Ravi F. Saraf, a professor in chemical and biomolecular engineering, and his doctoral student Vivek Maheshwari were featured in a story included in Discover magazine's list of the top 100 science stories of 2006. The list is published in the January issue of the magazine. Saraf and Maheshwari's touch sensor was one of a handful of research projects produced by a small group working at one institution. Most innovations recognized in the top 100 were produced by large international teams.

Saraf and Maheshwari announced their discovery in the June 9 issue of Science magazine.

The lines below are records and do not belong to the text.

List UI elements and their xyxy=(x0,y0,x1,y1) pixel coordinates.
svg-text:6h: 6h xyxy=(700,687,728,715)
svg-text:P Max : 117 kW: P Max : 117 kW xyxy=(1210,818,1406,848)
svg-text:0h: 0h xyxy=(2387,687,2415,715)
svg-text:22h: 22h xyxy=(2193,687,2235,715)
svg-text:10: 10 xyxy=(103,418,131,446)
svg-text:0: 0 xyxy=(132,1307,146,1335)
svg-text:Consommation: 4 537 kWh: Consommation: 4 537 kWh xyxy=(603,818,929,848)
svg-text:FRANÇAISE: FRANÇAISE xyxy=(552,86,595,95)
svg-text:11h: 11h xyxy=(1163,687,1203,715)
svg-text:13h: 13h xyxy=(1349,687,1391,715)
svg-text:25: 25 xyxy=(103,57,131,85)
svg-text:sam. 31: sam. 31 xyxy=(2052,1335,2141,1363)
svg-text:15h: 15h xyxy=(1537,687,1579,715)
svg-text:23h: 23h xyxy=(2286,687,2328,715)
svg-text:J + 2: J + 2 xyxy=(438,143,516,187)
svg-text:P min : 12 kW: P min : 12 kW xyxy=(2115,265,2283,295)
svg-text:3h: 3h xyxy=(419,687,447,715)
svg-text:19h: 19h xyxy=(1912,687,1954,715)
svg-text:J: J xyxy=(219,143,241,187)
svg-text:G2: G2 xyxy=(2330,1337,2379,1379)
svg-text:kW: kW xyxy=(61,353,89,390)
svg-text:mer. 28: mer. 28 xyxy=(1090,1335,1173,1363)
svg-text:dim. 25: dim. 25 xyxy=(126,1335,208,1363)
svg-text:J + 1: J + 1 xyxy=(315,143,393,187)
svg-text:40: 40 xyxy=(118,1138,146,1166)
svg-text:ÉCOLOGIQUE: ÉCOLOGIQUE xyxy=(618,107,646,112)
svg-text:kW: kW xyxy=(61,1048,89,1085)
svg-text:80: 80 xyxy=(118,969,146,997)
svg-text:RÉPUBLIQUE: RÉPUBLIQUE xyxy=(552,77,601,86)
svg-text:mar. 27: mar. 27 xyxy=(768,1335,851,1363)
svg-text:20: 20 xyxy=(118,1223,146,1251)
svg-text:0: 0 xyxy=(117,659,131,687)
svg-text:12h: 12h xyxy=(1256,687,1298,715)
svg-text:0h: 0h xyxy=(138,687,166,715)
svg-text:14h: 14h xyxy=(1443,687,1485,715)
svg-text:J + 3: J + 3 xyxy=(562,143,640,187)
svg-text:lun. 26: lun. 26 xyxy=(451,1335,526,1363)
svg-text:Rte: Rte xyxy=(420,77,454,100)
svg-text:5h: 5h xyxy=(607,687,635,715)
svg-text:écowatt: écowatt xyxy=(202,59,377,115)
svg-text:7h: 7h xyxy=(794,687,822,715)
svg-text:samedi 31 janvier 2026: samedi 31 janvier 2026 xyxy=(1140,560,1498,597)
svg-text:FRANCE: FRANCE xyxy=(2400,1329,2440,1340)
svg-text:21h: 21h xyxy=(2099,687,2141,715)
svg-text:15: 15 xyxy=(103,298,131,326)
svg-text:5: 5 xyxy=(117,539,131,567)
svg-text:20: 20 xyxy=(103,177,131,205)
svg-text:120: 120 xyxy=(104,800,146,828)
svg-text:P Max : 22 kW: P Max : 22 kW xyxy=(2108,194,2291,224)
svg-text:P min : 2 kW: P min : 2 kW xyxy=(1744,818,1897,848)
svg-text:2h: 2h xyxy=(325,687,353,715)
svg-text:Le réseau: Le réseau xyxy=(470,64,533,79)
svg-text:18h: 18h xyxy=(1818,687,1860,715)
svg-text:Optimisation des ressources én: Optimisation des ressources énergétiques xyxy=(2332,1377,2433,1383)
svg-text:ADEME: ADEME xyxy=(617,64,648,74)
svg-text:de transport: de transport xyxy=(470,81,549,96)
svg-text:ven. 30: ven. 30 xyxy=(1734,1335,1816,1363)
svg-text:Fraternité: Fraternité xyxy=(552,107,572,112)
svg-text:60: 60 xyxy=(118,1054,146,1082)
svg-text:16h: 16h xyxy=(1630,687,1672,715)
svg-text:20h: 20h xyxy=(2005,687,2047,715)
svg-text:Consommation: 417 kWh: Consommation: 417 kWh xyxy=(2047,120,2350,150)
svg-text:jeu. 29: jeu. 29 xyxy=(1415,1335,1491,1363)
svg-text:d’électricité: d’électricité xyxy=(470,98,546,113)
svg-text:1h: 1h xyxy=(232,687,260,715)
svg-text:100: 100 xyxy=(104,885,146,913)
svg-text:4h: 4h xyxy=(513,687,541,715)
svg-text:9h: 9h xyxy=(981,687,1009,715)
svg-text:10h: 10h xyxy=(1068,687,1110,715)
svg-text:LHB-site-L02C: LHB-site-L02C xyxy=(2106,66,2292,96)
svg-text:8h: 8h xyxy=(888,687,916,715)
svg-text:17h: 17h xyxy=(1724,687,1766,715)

The sensor is a self-assembling nanoparticle device with touch sensitivity comparable to that of the human finger, a capability far beyond any mechanical devices now available. The sensor consists of alternating monolayers of gold and cadmium sulfide nanoparticles separated from each other by a thin polymer film.

David H. Allen, dean of the College of Engineering, said Saraf is one of the most brilliant men he has met in his lifetime.

"He is a tremendous asset to the state and the university," he said. "I am confident that this invention, along with many of his others, will go a long way to make our world a better place. I am particularly attracted to Dr. Saraf's positive and infectious attitude regarding all of his research, particularly this touch-sensitive device."


Trejo Sanchez receives Top Thesis Award

Adriana Trejo Sanchez, a graduate student in industrial and management systems engineering, has been selected to receive the 2007 Folsom Distinguished Master's Thesis Award from the UNL Graduate Studies Office. Internal and external reviewers considered her thesis to be of high quality and an excellent contribution to the field. She will be awarded $500 and a plaque at the graduate studies awards reception on Jan. 25.